The WSIAT panel denied workers’ compensation for the injury – they said there was no evidence the injury “arose out of her employment.” They did not ask the question described by the earlier Appeals Tribunal panel in Decision 72: has it been shown that the work made no significant contribution to the injury?
They asked the opposite question: is there evidence of an identifiable event that constituted a “work injuring process.” Although we have a presumption in the law for cases where there is no evidence either way, the panel is requiring evidence. Although they referred to the presumption, their interpretation effectively ignores it. The panel decided the accident did not arise from the worker’s employment.
As Singleton notes:
The absence of the purposive approach in the Stairs decision(No. 2986/17), and the Tribunal’s caselaw more generally, is a problem for workers. The WSIA (Workplace Safety and Insurance Act) and WSIB policy are complex. If important statutory provisions are unmoored from the “scheme” and “object” of the WSIA, it’s all too easy for appeals to become exercises in technical legal arcana that forget the fundamental principles of workers’ compensation that protect workers. We lose sight of the forest for the trees. That can only be to workers’ disadvantage.”
Change is Possible at WSIAT
The WSIAT made a similar decision in 2015. The worker was a caretaker at an office building. He was found dead from a heart attack in the washroom of the building at 8:43 am. There were no witnesses to when the worker arrived at work but he usually arrived around 7 am. It had snowed, it was minus 15 degrees Celsius. There were no witnesses to the worker’s activities that morning but the Panel found that he shoveled snow that morning but did not know how much.
In the first Decision 667/13 the Panel felt the worker was not engaged in unusual physical exertion at the time of his death and that his employment duties did not contribute significantly to his sudden cardiac death. The WSIAT denied compensation.

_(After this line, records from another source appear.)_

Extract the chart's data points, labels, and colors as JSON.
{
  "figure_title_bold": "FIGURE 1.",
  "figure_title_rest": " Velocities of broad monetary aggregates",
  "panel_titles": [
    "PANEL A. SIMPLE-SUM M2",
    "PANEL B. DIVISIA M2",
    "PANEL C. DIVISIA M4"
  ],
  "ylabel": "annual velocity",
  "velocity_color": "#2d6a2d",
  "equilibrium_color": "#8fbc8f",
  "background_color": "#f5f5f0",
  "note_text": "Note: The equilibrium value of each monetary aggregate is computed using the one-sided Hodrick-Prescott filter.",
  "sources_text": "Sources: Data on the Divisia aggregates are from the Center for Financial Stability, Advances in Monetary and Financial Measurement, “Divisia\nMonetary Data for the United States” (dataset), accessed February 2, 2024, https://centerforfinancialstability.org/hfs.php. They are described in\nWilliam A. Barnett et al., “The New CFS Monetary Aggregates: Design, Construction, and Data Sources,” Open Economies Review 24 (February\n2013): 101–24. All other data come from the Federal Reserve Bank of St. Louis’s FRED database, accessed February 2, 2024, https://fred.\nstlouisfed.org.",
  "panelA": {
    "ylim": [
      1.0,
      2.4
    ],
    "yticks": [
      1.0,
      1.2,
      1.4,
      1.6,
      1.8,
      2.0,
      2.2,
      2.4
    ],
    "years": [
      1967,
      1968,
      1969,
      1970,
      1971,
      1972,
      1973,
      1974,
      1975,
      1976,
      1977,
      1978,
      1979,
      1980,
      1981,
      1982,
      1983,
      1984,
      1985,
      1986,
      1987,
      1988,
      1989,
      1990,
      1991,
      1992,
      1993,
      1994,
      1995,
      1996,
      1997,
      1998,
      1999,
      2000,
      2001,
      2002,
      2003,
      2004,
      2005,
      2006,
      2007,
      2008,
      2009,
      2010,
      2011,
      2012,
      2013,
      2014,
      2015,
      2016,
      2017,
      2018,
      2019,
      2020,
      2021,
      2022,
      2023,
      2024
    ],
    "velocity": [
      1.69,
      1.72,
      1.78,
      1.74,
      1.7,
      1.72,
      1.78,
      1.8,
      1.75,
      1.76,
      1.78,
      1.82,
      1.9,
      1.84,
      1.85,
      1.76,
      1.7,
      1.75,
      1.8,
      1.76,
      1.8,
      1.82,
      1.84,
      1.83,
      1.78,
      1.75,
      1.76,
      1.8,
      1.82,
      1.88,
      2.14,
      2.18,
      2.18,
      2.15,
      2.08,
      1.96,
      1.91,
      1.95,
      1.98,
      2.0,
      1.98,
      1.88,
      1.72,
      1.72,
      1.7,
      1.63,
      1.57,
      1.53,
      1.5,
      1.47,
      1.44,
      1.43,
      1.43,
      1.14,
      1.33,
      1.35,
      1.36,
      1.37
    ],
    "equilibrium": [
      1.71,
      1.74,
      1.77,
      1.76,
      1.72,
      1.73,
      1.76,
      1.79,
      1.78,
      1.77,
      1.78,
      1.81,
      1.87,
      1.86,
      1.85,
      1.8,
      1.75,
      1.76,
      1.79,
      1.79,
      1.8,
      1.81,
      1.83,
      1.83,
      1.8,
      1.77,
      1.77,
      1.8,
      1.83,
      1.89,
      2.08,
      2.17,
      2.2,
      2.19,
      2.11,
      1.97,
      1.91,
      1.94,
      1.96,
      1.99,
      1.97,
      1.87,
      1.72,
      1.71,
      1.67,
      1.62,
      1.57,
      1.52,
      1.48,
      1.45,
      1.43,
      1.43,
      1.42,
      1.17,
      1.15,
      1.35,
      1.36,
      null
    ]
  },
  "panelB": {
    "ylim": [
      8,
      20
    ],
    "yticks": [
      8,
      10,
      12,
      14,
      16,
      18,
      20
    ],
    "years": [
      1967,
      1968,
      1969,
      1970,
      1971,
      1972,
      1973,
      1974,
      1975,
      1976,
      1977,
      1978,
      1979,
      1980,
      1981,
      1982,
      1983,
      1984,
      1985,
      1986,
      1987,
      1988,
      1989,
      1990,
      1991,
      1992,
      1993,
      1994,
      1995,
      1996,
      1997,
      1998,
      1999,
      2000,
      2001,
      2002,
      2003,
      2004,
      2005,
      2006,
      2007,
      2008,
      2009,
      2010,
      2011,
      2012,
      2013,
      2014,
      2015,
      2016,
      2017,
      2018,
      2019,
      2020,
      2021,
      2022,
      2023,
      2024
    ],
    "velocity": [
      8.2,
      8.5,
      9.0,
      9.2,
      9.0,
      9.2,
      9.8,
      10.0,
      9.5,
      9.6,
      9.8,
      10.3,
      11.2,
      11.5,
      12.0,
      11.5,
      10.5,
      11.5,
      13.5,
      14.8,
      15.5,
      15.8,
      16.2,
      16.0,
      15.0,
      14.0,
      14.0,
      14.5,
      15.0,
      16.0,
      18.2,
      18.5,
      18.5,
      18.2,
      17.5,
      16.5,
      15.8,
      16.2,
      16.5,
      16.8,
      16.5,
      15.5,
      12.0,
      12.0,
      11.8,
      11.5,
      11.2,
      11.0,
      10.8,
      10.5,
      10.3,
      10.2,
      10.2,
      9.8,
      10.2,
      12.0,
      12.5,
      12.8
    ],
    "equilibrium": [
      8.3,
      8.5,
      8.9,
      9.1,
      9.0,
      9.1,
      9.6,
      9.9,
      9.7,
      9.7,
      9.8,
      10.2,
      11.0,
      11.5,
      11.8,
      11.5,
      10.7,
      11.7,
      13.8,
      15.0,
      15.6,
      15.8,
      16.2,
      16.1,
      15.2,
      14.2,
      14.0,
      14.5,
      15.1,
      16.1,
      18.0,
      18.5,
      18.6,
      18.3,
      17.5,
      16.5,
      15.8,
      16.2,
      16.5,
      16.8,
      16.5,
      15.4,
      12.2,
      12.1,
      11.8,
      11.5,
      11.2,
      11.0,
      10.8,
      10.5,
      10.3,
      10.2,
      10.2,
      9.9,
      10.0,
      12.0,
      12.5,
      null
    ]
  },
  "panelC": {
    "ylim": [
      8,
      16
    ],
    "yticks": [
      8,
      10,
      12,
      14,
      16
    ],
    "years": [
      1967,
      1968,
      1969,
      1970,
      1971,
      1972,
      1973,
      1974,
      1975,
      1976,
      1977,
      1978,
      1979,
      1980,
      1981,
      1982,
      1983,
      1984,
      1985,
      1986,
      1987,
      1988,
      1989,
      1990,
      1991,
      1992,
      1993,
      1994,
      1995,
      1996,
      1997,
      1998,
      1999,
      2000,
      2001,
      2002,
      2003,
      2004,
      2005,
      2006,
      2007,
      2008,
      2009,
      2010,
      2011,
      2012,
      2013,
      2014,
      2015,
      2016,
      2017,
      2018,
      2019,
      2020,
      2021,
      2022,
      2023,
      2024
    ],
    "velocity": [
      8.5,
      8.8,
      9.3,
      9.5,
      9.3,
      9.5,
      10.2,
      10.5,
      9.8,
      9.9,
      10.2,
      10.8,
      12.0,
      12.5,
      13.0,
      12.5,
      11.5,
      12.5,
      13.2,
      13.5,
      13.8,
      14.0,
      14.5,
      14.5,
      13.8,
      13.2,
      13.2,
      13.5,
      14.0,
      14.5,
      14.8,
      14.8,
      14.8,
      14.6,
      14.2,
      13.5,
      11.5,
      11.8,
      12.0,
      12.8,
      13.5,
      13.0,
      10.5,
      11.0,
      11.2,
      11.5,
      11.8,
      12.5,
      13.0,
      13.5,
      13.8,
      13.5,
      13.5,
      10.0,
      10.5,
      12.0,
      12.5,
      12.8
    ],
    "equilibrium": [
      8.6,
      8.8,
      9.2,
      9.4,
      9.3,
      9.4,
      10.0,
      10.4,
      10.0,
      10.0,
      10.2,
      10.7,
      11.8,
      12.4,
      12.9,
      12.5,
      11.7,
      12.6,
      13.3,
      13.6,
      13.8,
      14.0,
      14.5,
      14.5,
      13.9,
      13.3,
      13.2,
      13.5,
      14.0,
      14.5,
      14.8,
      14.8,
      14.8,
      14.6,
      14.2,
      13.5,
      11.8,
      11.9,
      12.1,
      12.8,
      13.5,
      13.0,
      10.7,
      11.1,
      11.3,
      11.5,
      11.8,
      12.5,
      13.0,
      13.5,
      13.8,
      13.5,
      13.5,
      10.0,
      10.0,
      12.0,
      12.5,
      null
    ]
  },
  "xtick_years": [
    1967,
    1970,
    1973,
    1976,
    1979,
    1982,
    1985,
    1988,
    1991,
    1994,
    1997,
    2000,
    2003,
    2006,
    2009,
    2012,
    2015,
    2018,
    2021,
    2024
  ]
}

The worker’s estate requested the WSIAT to reconsider the decision. In Decision 667/13R WSIAT Chair D. Corbett noted that the first decision focused its analysis on the balance of probabilities, and only referred to the Statutory Presumption in passing. He felt that the worker’s unwitnessed death during working hours in the workplace is the type of situation which the Statutory Presumption was intended to address and this was an error of law which calls for a reconsideration. The Chair went back to Meredith’s interim report as quoted above and reviewed the case law and concluded that the worker’s death was compensable.
Let’s hope the WSIAT takes another look at the “stairs” Decision 2986/17.